Week Five: The Alchemist

For this week’s book, I chose The Alchemist by Paulo Coelho – a book I’ve been wanting to read for, I kid you not, about ten years! I don’t know why I didn’t read it sooner, it was just one of those books I’ve had in the back of my head and so when my colleague offered to lend it to me, I finally went for it. 


The Alchemist – by Paulo Coelho




The Alchemist is one of those books that I’m sure would divide opinion – on surface level, you could just read it as a fable – Santiago, a Spanish shepherd one day meets a king who convinces him to sell his flock of sheep and embark on a journey across Africa, to find treasure buried by the pyramids – and so he embarks on such a journey, that takes him across the desert in pursuit of gold. But Coelho has a spiritual message and the book is loaded with a lexicon of omens and destiny and the soul of the world. I’m sure lots of people would take something different from it – I’ve seen reviews by people claiming that the book changed their life and others who were just completely turned off by the spirituality of it all.

Personally, I had quite a mixed view of it. I could never say that it’s a book to change my life and nor does it really change the way I look at the world… but rather it affirms a few things I personally believe:

That anyone can achieve great things with determination. Most striking in the book is that the boy never gives up on his quest, no matter how many setbacks. He believes that his journey is his destiny and I’m not saying that I believe we all have a destiny, because personally I think that we can do anything we want to if we put our minds to it, but you can’t fault his perseverance pays off.

That we are all connected to nature and we should live in harmony with nature. There is a scene in the book where the boy transforms himself into the wind, by being so in tune with his surroundings that he is able to talk to the desert, and then the wind, and the sky, until they grant him the ability to be as the wind. Throughout the book, he learns the language of the world – a way to communicate with all elements of life, not just through conversation, but through the unspoken cues that are all around us. Maybe I am a bit of a hippy, but I like that idea. We live in a very artificial world, but we ourselves are a part of nature and so it does us good to engage with that part of our existence, rather than just hide away in concrete jungles, staring at a plastic screen all day!!

– That we can learn something from anybody. I was really struck by the fact that every character in the book had quite a profound effect on the boy. He was able to learn something from everybody he met along his journey – the King who set him on his journey, the shop owner who took him in when he’d lost everything, the Englishman in pursuit of the Alchemist and of course, the Alchemist himself. Was it that they all had something to teach or was it that the boy had the capacity and hunger to learn?

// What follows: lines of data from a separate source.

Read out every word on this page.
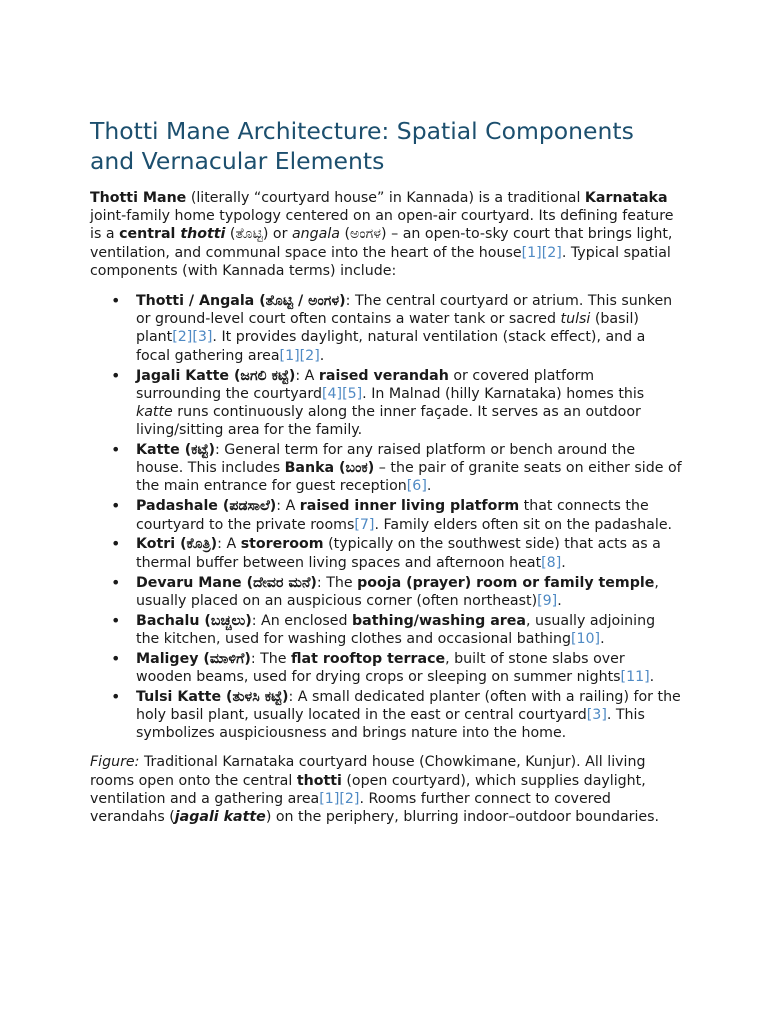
Thotti Mane Architecture: Spatial Components and Vernacular Elements

Thotti Mane (literally “courtyard house” in Kannada) is a traditional Karnataka joint-family home typology centered on an open-air courtyard. Its defining feature is a central thotti (ತೊಟ್ಟಿ) or angala (ಅಂಗಳ) – an open-to-sky court that brings light, ventilation, and communal space into the heart of the house[1][2]. Typical spatial components (with Kannada terms) include:

• Thotti / Angala (ತೊಟ್ಟಿ / ಅಂಗಳ): The central courtyard or atrium. This sunken or ground-level court often contains a water tank or sacred tulsi (basil) plant[2][3]. It provides daylight, natural ventilation (stack effect), and a focal gathering area[1][2].
• Jagali Katte (ಜಗಲಿ ಕಟ್ಟೆ): A raised verandah or covered platform surrounding the courtyard[4][5]. In Malnad (hilly Karnataka) homes this katte runs continuously along the inner façade. It serves as an outdoor living/sitting area for the family.
• Katte (ಕಟ್ಟೆ): General term for any raised platform or bench around the house. This includes Banka (ಬಂಕ) – the pair of granite seats on either side of the main entrance for guest reception[6].
• Padashale (ಪಡಸಾಲೆ): A raised inner living platform that connects the courtyard to the private rooms[7]. Family elders often sit on the padashale.
• Kotri (ಕೊತ್ರಿ): A storeroom (typically on the southwest side) that acts as a thermal buffer between living spaces and afternoon heat[8].
• Devaru Mane (ದೇವರ ಮನೆ): The pooja (prayer) room or family temple, usually placed on an auspicious corner (often northeast)[9].
• Bachalu (ಬಚ್ಚಲು): An enclosed bathing/washing area, usually adjoining the kitchen, used for washing clothes and occasional bathing[10].
• Maligey (ಮಾಳಿಗೆ): The flat rooftop terrace, built of stone slabs over wooden beams, used for drying crops or sleeping on summer nights[11].
• Tulsi Katte (ತುಳಸಿ ಕಟ್ಟೆ): A small dedicated planter (often with a railing) for the holy basil plant, usually located in the east or central courtyard[3]. This symbolizes auspiciousness and brings nature into the home.

Figure: Traditional Karnataka courtyard house (Chowkimane, Kunjur). All living rooms open onto the central thotti (open courtyard), which supplies daylight, ventilation and a gathering area[1][2]. Rooms further connect to covered verandahs (jagali katte) on the periphery, blurring indoor–outdoor boundaries.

– That the mundane can be transformed into something beautiful. Alchemists are famous for being able to transform lead into gold – is that actually possible? Unlikely. But one’s persons rubbish can be another’s treasure, it just depends on how you look at it! I was also struck the other day, that we ourselves can perform little tricks with the right intention. It came to me in yoga class, when the teacher instructed us to prolong our exhale – this uneven breath automatically calms the nervous system and sends your heart rate down. Breathing is something we do all the time without even noticing, but just a small shift in our attention can change things within our bodies – a mini miracle if you like!

So, that was my reading of The Alchemist – I’d be interested to know what others thought of it. I suppose it is one of those books that either inspires a load of random thoughts or just leaves you baffled!

To match the journey that Santiago took, from his home in Spain, to Morocco and then across the desert to Egypt, I decided to cook something that combined Spanish and North African influences. My options really were endless, but I opted for something simple and delicious!


Moroccan Eggs – I used the recipe from Casa Moro but adapted it slightly (below is my version)

Serves 2


A bunch of spring onions

3 cloves garlic

Tin of plum tomatoes

Fennel seeds (approx 1tsp)

Chilli flakes (to taste depending on how much spice you like)

Cumin seeds (approx 1tsp)

2 large eggs

Parsley to serve



Chop the spring onions and garlic and then fry in some olive oil with the fennel seeds and the cumin seeds until soft and lightly coloured.

Add the tomatoes and chilli flakes and then simmer for around 10 mins until the tomatoes thicken.You may choose to add a pinch of sugar to sweeten the sauce if you like – just a pinch though don’t go overboard!

Crack your eggs on top of the mixture, then use a fork to thin them out a little. Allow to cook for a couple of minutes until they are cooked and then serve with a little chopped parsley on top.


I ate mine with a pitta bread for brunch…. very tasty and simple to make.